Manley is spot-on with his embodiment of a small child.
Stick By Me is promoted as being a new show “about friendship and play, and the importance of treasuring little things”. While this is certainly true, it is saved from being a diabetic peril by deeper resonances. Having successfully explored the limits of his playground, for example, an adult voice says “No!” every time Manley tries to step beyond the stage. Stick By Me is also a play about learning to understand boundaries and rules, not least those arbitrarily imposed on us by those in authority.

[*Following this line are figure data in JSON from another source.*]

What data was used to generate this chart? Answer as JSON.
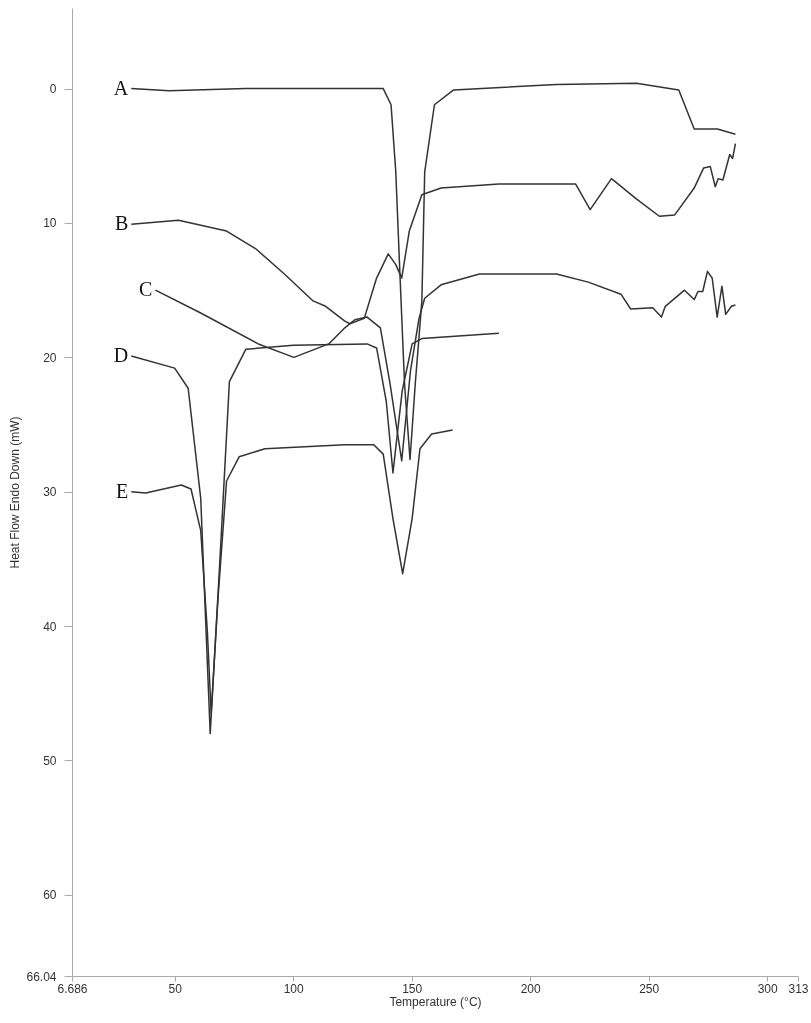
{
  "chart_data": {
    "type": "line",
    "xlabel": "Temperature (°C)",
    "ylabel": "Heat Flow Endo Down (mW)",
    "xlim": [
      6.686,
      313
    ],
    "ylim": [
      66.04,
      -6
    ],
    "xticks": [
      6.686,
      50,
      100,
      150,
      200,
      250,
      300,
      313
    ],
    "yticks": [
      0,
      10,
      20,
      30,
      40,
      50,
      60,
      66.04
    ],
    "grid": false,
    "line_style": "solid",
    "marker": "none",
    "series": [
      {
        "name": "A",
        "color": "#333333",
        "x": [
          31.7,
          47.6,
          80,
          120,
          138,
          141.3,
          143.3,
          145,
          147,
          149.3,
          151.5,
          154.3,
          155.5,
          159.6,
          167.7,
          211,
          244.8,
          262.7,
          269.2,
          279,
          286.6
        ],
        "values": [
          0,
          0.15,
          0,
          0,
          0,
          1.2,
          6.2,
          13.6,
          22,
          27.6,
          22,
          15.8,
          6.2,
          1.2,
          0.1,
          -0.3,
          -0.4,
          0.1,
          3,
          3,
          3.4
        ]
      },
      {
        "name": "B",
        "color": "#333333",
        "x": [
          31.7,
          51.6,
          71.9,
          84.1,
          96.3,
          108.4,
          113.7,
          121.8,
          123.9,
          130,
          135.2,
          140.1,
          143.3,
          145.8,
          149,
          154.3,
          162.4,
          186.8,
          211.1,
          219.2,
          225.3,
          234.3,
          244.8,
          254.5,
          261,
          269.2,
          273.2,
          276,
          278.1,
          279.3,
          281.3,
          284.2,
          285.4,
          286.6
        ],
        "values": [
          10.1,
          9.8,
          10.6,
          11.9,
          13.8,
          15.8,
          16.2,
          17.3,
          17.5,
          17.1,
          14.1,
          12.3,
          13.1,
          14.1,
          10.6,
          7.9,
          7.4,
          7.1,
          7.1,
          7.1,
          9,
          6.7,
          8.2,
          9.5,
          9.4,
          7.4,
          5.9,
          5.8,
          7.3,
          6.7,
          6.8,
          4.9,
          5.2,
          4.1
        ]
      },
      {
        "name": "C",
        "color": "#333333",
        "x": [
          41.9,
          61,
          85.3,
          100.3,
          115,
          121.8,
          126,
          131.2,
          136.8,
          140.9,
          145.8,
          149.5,
          153.1,
          155.5,
          162.4,
          178.6,
          211.1,
          224.5,
          238.3,
          242.4,
          251.7,
          255.4,
          257,
          265.1,
          269.2,
          270.8,
          272.8,
          274.8,
          276.8,
          278.9,
          280.9,
          282.5,
          284.9,
          286.6
        ],
        "values": [
          15,
          16.7,
          19,
          20,
          19,
          17.8,
          17.2,
          17,
          17.8,
          22,
          27.7,
          21,
          17.1,
          15.6,
          14.6,
          13.8,
          13.8,
          14.4,
          15.3,
          16.4,
          16.3,
          17,
          16.2,
          15,
          15.7,
          15.1,
          15.1,
          13.6,
          14.1,
          17,
          14.7,
          16.8,
          16.2,
          16.1
        ]
      },
      {
        "name": "D",
        "color": "#333333",
        "x": [
          31.7,
          50,
          55.7,
          61,
          65,
          69,
          73.1,
          80,
          100,
          131.2,
          135.2,
          139.3,
          142.1,
          146,
          150.2,
          154.3,
          186.8
        ],
        "values": [
          19.9,
          20.8,
          22.3,
          30.5,
          48,
          35.4,
          21.8,
          19.4,
          19.1,
          19,
          19.3,
          23.3,
          28.6,
          22.5,
          19,
          18.6,
          18.2
        ]
      },
      {
        "name": "E",
        "color": "#333333",
        "x": [
          31.7,
          37.8,
          52.8,
          56.9,
          61,
          63.8,
          65.4,
          68.3,
          71.9,
          77.2,
          88.1,
          121.8,
          134,
          138,
          142.1,
          146.2,
          150.2,
          153.5,
          158.4,
          167.3
        ],
        "values": [
          30,
          30.1,
          29.5,
          29.8,
          32.9,
          40.4,
          46.5,
          37.9,
          29.2,
          27.4,
          26.8,
          26.5,
          26.5,
          27.2,
          32,
          36.1,
          32,
          26.8,
          25.7,
          25.4
        ]
      }
    ]
  }
}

While food for thought for most of us, that’s everyday life for any young child.
Although Manley’s character isn’t allowed to leave the stage, he is free to look inside a large cardboard box which, to his initial puzzlement, contains nothing more than a single ice-lolly stick – the ultimate Amazon mis-match of packaging. This stick quickly becomes an imaginary friend, and Manley is spot-on with his embodiment of a small child matching postures and actions with the object of their affections. This again resonates well with the show’s intended audience; on the day of this review, the children were pleased to be given a lolly-stick of their own after the show.
Yes, there is some broad sticky-related comedy early on – when we first see Manley, for example, his legs are taped to his chair – but that’s as much about breaking the ice as anything else. Supported by Will Calderbank’s charming musical soundscape, Craig Fleming’s unfussy lighting and Christine Devaney’s adept choreography, Manley and the team at Red Bridge Arts offers us an authentic childlike view of the world – full of excitement, energy and emphatic delight.